Ortadoğu’yu kan gölüne çeviren, bölge halkları üzerinde bombalar yağdıran emperyalist-kapitalist sömürü düzeni son bulmadıkça da katliamlar bitmeyecek. Katliamların son bulması; savaş, saldırganlık ve sömürü düzeninin ortadan kalkmasıyla mümkündür.
Filistinlilerin barınması için 1949 yılında inşa edilen Sabra ve Şatilla mülteci kampları Beyrut’un kenar mahallelerinde yoksul Lübnan halkının ve Filistinlilerin yaşadıkları kamplardı. İnsanlık tarihinin en kanlı katliamları yaşandı Sabra ve Şatilla’da. Emperyalist-siyonist güçlerin güdümünde kampta yaşayan onlarca kadın, çocuk, yaşlı Filistinli ve yoksul Lübnanlı katledildi.
Filistin halkı emperyalist, siyonist barbarlığa karşı direnişini yıllarca sürdürdü. Lübnan’a sığınmak zorunda kalan direnişçiler burada Filistin Kurtuluş Örgütü (FKÖ) önderliğinde mücadele ettiler. 4 Haziran 1982’de Filistin direniş hareketine saldıran İsrail, emperyalistlerle Lübnan’daki gerici-faşist güçlerin (Hristiyan Falanjistlerin) desteğini arkasına aldı. Emperyalistlerin ve siyonist rejimin tek amacı Lübnan’daki ilerici güçlerin tam desteğini alan, halkların eşitliği ve özgürlüğü için direnenlerin yanında olan halkı ve Filistin özgürlük direnişini bastırmaktı. Siyonist İsrail ordusu günlerce, aylarca Beyrut’un batısını havadan, karadan ve denizden bombalayarak harabeye çevirdi. Lübnan kaynaklarına göre katliam bilançosunda 18 bin ölü, 30 bin yaralı vardı. Katliam öyle boyutlara ulaştı ki batı dünyası ve İsrail basını dahi eleştiriler sunmak zorunda kaldı.
Saldırılara karşı direnen FKÖ, emperyalistlerin de bir araya gelmesiyle 1 Eylül’de Beyrut’tan çekildi. Yapılan anlaşmaya göre tüm yabancı askerler Beyrut’tan çekilecekti. Ancak Fransa ve ABD’nin sözde “barış güçleri” Beyrut’tan çekildikten sonra meydan yağmacı katil sürüsü siyonist İsrail askerlerine ve çetelerine kaldı.

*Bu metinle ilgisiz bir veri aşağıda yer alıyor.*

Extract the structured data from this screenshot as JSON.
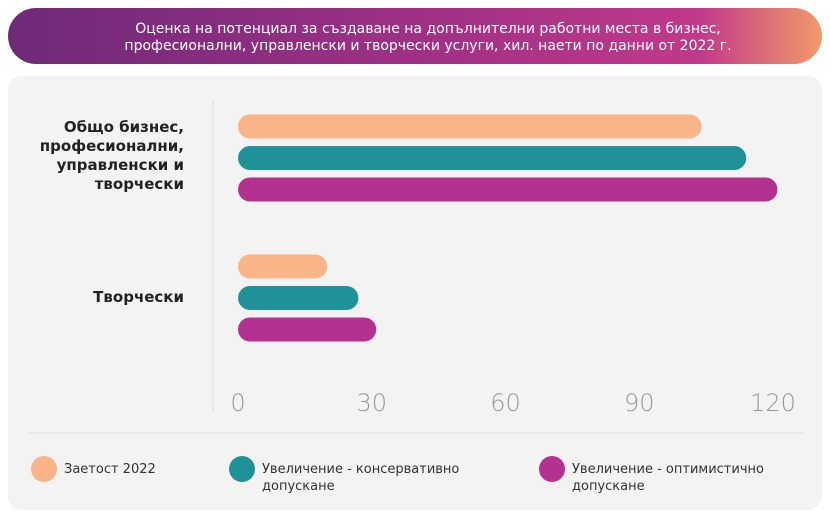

16 Eylül 1982’de Arial Şaron’a bağlı ordu ve falanjist çeteler Sabra ve Şatilla kamplarına ulaştı. İsrail ordusunun gözetimi ve himayesi altında Falanjist çetelerin gerçekleştirdiği katliamda bu iki kampta bulunan çoğunluğu kadın, çocuk ve yaşlılardan oluşan savunmasız, silahsız insanlar azgınca katledildi, kamplar yağmalandı. Kırk saat süren saldırıda insanlık tarihinin gördüğü en kanlı, vahşi katliamlardan biri yaşandı. 3500 ile 5000 arası insan kamplarda katledildi. Katliam emrini veren Arial Şaron ise bu kanlı katliamın ardından “Beyrut Kasabı” olarak anılmaya başlandı.
Sabra ve Şatilla Katliamı’nın ardından 42 yıl geçti. 42 yıl boyunca Ortadoğu halkları üzerindeki baskı, zorbalık son bulmadı. Bugün hâlâ Fiistin toprakları işgal altında, kamplar bombalanıyor, halk katlediliyor.
Ortadoğu’yu kan gölüne çeviren, bölge halkları üzerinde bombalar yağdıran emperyalist-kapitalist sömürü düzeni son bulmadıkça da katliamlar bitmeyecek. Katliamların son bulması; savaş, saldırganlık ve sömürü düzeninin ortadan kalkmasıyla mümkündür.